Chez ces écrivains et ces artistes, la mélancolie se dépasse elle-même ; en s'écrivant, en se peignant, en s'arrachant à l’" asymbolie ", elle se transcende ou se sublime. Comme si, dans l’affliction poussée à un certain degré, se déployait une énergie qui incite à l’œuvre d’art. On retrouve ici l’idée ancienne, que Rilke exprime à sa manière: "Même la douleur qui se lamente, purement, à la forme consent" (Élégie IX), ou encore: "Un monde naquit de la plainte, un monde où tout fut recréé". Les mots peuvent l’emporter sur le vécu ; de l’impossibilité de vivre, on passe alors à la possibilité d’en parler.

En d’autres termes: s’il y a un " travail du deuil ", bien plus fécond est le travail mélancolique.
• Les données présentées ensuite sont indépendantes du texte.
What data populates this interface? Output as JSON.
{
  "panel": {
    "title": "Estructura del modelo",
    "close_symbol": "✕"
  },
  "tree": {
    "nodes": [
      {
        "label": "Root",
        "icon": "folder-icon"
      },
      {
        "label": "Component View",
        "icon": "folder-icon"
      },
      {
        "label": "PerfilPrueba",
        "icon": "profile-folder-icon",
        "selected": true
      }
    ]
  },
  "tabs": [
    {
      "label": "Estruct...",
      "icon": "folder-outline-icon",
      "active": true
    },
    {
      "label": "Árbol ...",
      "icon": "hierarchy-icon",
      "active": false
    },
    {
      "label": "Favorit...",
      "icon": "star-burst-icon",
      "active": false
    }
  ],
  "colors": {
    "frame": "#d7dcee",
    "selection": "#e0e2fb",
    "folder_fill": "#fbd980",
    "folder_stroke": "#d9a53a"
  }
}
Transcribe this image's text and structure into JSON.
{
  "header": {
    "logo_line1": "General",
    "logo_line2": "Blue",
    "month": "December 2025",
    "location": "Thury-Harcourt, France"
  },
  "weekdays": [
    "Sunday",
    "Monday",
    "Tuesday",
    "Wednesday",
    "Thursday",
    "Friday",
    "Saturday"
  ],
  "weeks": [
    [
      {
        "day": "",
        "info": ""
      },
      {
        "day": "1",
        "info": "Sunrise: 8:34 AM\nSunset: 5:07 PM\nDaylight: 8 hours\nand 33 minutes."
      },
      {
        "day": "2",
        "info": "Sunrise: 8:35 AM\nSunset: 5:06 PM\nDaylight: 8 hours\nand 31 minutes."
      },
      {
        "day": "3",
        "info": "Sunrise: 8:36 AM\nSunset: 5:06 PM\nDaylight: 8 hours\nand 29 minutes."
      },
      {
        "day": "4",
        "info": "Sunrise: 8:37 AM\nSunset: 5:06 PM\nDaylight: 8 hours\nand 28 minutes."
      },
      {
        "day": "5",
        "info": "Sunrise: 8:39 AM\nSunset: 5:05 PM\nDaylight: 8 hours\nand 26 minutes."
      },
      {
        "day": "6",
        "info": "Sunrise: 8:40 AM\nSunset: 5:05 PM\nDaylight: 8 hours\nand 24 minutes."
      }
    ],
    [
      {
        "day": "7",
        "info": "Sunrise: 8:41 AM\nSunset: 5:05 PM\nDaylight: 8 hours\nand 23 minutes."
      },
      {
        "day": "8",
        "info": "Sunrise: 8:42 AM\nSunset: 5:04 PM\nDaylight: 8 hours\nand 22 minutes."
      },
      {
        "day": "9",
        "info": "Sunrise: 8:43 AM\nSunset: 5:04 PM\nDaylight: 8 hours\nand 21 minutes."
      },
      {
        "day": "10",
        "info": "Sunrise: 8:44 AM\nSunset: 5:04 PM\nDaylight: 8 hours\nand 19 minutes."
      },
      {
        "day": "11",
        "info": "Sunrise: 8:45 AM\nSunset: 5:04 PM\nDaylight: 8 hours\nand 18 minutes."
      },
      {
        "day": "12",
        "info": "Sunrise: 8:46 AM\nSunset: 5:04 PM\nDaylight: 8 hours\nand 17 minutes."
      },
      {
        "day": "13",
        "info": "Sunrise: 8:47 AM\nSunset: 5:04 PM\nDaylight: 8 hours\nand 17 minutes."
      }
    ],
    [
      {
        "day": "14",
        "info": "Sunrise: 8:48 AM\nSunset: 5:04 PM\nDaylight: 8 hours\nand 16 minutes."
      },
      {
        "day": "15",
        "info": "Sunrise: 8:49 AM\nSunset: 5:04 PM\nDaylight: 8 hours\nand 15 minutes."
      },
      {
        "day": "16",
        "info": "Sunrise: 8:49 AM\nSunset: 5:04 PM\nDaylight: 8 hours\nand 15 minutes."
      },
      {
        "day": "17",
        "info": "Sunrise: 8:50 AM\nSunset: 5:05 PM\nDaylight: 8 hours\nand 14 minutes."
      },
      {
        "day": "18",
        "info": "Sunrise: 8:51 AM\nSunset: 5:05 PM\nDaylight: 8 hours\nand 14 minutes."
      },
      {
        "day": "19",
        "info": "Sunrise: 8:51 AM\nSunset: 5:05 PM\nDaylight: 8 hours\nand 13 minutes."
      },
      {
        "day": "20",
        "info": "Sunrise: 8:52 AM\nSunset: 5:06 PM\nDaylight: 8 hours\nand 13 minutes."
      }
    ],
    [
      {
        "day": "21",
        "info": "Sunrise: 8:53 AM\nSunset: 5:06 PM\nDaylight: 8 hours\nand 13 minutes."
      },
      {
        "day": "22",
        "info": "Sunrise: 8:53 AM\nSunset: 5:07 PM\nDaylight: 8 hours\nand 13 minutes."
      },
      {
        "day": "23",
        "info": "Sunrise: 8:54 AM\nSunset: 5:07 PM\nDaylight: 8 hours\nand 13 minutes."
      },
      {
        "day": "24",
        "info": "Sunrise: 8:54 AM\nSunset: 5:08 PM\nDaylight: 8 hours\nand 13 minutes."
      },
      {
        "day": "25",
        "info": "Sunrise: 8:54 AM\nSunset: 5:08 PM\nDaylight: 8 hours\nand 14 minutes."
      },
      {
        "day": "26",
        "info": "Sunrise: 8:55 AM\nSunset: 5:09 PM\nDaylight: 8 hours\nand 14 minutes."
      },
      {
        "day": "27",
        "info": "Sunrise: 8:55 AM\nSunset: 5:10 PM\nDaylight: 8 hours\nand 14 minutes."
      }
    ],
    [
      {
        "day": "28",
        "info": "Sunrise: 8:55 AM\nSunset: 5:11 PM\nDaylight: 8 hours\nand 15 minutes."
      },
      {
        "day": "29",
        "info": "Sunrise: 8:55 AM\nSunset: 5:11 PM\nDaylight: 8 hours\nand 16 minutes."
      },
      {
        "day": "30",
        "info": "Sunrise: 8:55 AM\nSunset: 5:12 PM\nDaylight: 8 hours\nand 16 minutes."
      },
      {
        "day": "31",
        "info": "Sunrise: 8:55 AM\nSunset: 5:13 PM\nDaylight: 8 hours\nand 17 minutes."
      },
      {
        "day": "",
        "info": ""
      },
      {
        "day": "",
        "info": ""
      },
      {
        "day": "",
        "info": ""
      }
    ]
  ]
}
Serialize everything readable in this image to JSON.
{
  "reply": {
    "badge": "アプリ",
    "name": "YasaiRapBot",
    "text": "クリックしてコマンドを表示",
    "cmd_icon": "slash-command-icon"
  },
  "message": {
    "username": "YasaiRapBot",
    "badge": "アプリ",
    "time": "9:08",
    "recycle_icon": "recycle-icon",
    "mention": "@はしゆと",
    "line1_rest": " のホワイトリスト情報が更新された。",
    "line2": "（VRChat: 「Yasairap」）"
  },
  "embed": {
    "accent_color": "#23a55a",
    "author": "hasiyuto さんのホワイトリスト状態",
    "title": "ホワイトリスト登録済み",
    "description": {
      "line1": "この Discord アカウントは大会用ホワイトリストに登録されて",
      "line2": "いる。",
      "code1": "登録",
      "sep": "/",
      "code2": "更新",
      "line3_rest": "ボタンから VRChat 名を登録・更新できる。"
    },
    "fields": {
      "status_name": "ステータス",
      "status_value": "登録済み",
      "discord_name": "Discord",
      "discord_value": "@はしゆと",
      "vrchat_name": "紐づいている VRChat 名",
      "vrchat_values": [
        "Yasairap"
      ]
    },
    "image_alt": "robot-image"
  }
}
Sur cette remarque, le mien s'achève.

 

NOTE

(1) Notamment Panofsky et ses collaborateurs, puis Jean Starobinski et Jackie Pigeaud, envers qui j’ai plaisir à dire ma dette; voir la bibliographie en fin de volume.

(2) En témoigne l’article " Mélancolie " de Marie-Claude Lambotte dans le Vocabulaire européen des philosophies, sous la dir. de Barbara Cassin, Paris, Le Seuil-Dictionnaires Le Robert, 2004, p. 758-765.

(3) Pierre Dufour, " Vers une herméneutique cognitive des imaginaires mélancoliques ", dans Anna Dolfi (éd.), Malinconia, malattia malinconica e letteratura moderna, Rome, Bulzoni, 1991, p. 73. C’est l’auteur qui souligne.

(4) Gladys Swain, " Permanence et transformations de la mélancolie ", dans Dialogue avec l’insensé, Paris, Gallimard, 1994, p. 171.

(5) Robert Burton, Anatomie de la mélancolie, trad. par Bernard Hoepffner, Paris, José Corti,2000, vol. II, p. 743.

(6) Erwin Panofsky et Fritz Saxl, cités par Walter Benjamin, Origine du drame baroque allemand, trad. par Sibylle Muller, Paris, Flammarion, 1985, p.161.

(7) Selon les médecins de l'époque, les aliments sont cuits deux fois. Une première coction produit le chyle dans l'estomac; après filtrage,une seconde cuisson dans le foie produit le chyme, qui se compose des quatre humeurs. Ambroise Paré compare ce processus à une fermentation: dans le vin nouveau, " on peut trouver quatre corps differens: car il y a la fleur qui est au dessus, la lye qui est au fond, la verdeur ou aquosité, et la bonne liqueur, douce et aimable ". Ainsi , dans la masse du chyme, trouve-t-on la bile jaune, comparable à la fleur; l' atrabile ou mélancolie, comparable à la lie; le flegme ou pituite, comparable à l'aquosité; le sang, assimilé à la bonne liqueur. Ces théories médicales ont de nombreuses répercussions, notamment théologiques.